Qoheleth exhorts his readers that while they are in their youth; while they are yet young in days, to call to mind their Creator, because there are evil days coming. Think, he says, about eternal matters before you become too old and infirm in your mind and memory to even be capable of remembering your Creator. We all know from our own experience, or at least, through the experience of some member of our family, or some friend or neighbor, that we will not always have the potentials that we now possess; we will not always be able to physically exert ourselves as we now may be able; we will not always be able to calculate simple things as we now do with such ease. In other words, the days are coming when we will no longer be young; it is a common plight of youth to recklessly imagine that the way we are at the present is the way we will be for a great while to come. But it is simply not the case. Those who have preceded us have all passed this way before us, and in the same manner. They once thought that they would always have strength; they would always have a fine memory; they would always be able to figure things out for themselves. Contrariwise, the Preacher exhorts all men to consider their ways ‘before the evil days come;’ before all these abilities that we now take for granted are taken away from us and we go the way of our fathers.

The world repeatedly says to us and our fellows on this planet, ‘Go for the gusto.’ ‘Grab the ring while you can; you only go around once in life.’ ‘Get all you can while you can.’ Isn’t this precisely what Qoheleth asserts that he did? And how did it work for him? He has told us that;

Whatsoever mine eyes desired I kept not from them; I withheld not my heart from any joy; for my heart rejoiced because of all my labor; and this was my portion from all my labor. Then I looked on all the works that my hands had wrought, and on the labor that I had labored to do; and, behold, all was vanity and a striving after wind, and there was no profit under the sun. —Ecclesiastes 2:10-11

This man was positioned authoritatively and economically so that he could, with a wave of his hand, as it were, or a look from his eye, secure anything that he wished for; he virtually only needed to wish for it. And yet the conclusion that he was forced to reach was that the longed for satisfaction was nothing but a striving after wind, vanity in which there was ultimately no real and lasting profit.

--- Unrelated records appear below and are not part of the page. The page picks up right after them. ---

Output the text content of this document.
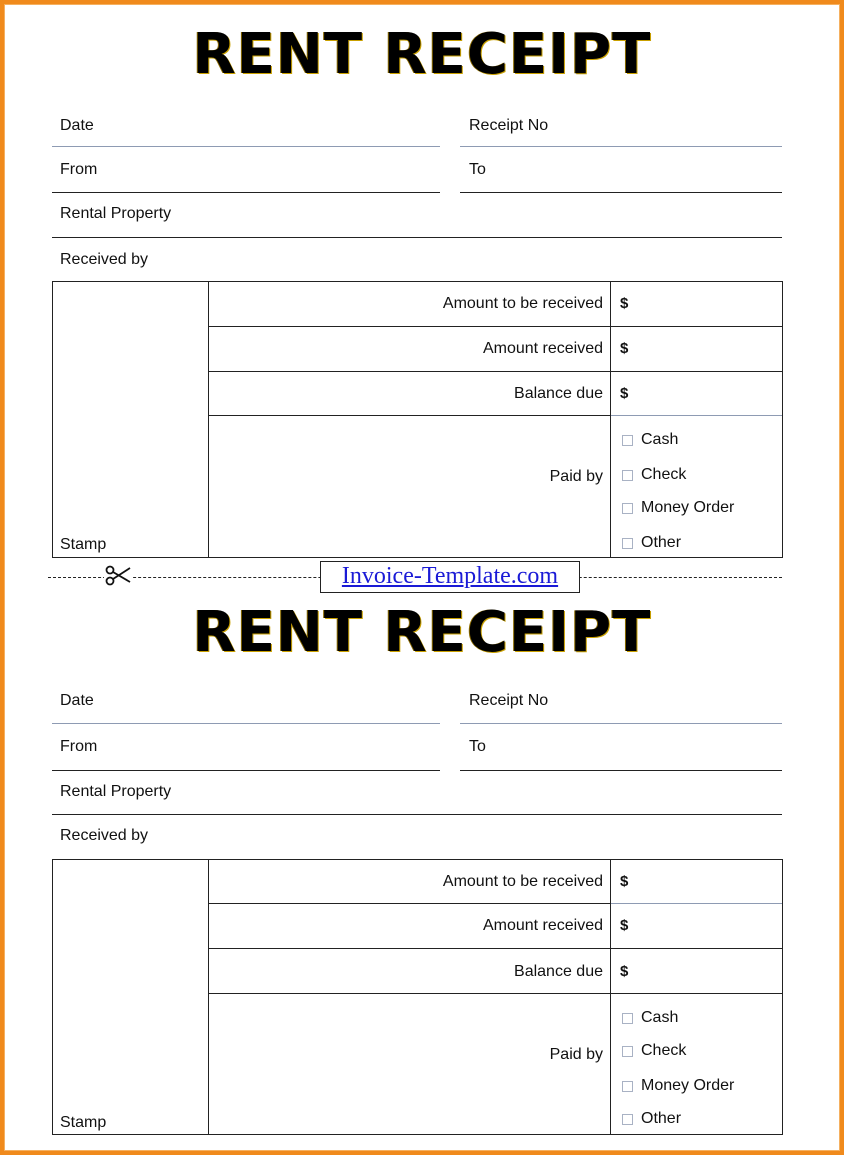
RENT RECEIPT
Date	Receipt No
From	To
Rental Property
Received by
Amount to be received $
Amount received $
Balance due $
Paid by
Cash
Check
Money Order
Other
Stamp
Invoice-Template.com
RENT RECEIPT
Date	Receipt No
From	To
Rental Property
Received by
Amount to be received $
Amount received $
Balance due $
Paid by
Cash
Check
Money Order
Other
Stamp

In the end of the matter, the counsel he offers to his readers and hearers is to remember thy Creator in the days of thy youth. Most of mankind exhaust their youth is seeking after things that bring no profit to the soul and heart of the man seeking them. Before one realizes it, the evil days come. Qoheleth speaks of the days when youthfulness has gone; that youthfulness which many expected would always be available, as the songwriter expressed it in one of the popular songs of the sixties, ‘Those were the days, my friend; we thought they’d never end.’ Qoheleth affirms that they will most assuredly end. While funeral directors will fill our email and snail mail boxes with reasons why we should make plans today for ‘that day,’ the Preacher exhorts us to make preparations by remembering our Creator in the days of our youth, before the evil days come.

He has given us a rather graphic picture of the ‘evil days’ of which he is speaking, if we grasp the figurative language. Most commentators are not ready to dismiss the metaphors employed, but rather embrace them, as do we ourselves. ‘In the days when the keepers of the house shall tremble, and the strong men shall bow themselves,’ seems to distinctively point to that time when we are simply not as strong as we were in the days of our youth. These are the days when the grinders shall cease because they are few; is it not conspicuous that this refers to the teeth that shall inevitably become fewer and fewer? Even in a time when such progress has been attained that we are able to replace those ‘grinders’ with bridges and other supplementary devices, we should still by the very necessity of these ‘devices’ be willing to admit that the ‘evil days’ are coming nearer, and so should ‘remember our Creator.’ Yea, we don’t hear as well as we once did; we don’t walk as surely as we once did. We try to listen more carefully to the speech of others, and we take our steps less certainly than we once had.

The writer of the ninetieth psalm has well prayed to God that He would, ‘Teach us to number our days, That we may get us a heart of wisdom.’ Rather than ignorantly forgetting our God, we are called to remember our Creator. We are not to wait until the ‘evil days come,’ but to get us a heart of wisdom ‘before the evil days come.’ How many have failed in this and regretted it? Consider the multitude that refused to remember their Creator in the days of Noah. The floods came and the waters rose; the evil days came, and they were unprepared. They had not been taught to number their days; they likely imagined that they had many days ahead of them; that all was well with them; ‘they were eating and drinking, marrying and giving in marriage, until the day that Noah entered into the ark.’

We presently have only the breath in our nostrils. We do not have any guarantee for another breath. Simply put, we don’t know when the evil days will come. Truly, our lives ought to be spent in remembering our Creator in the days of our youth, while we may; while we have the means of grace showered down upon us in an abundance only paralleled by the abundance of the manna that was poured down upon the children of Israel in the desert. O that we would insure ourselves that we are hidden in Christ when the evil days do come, for they surely shall come, and not tarry.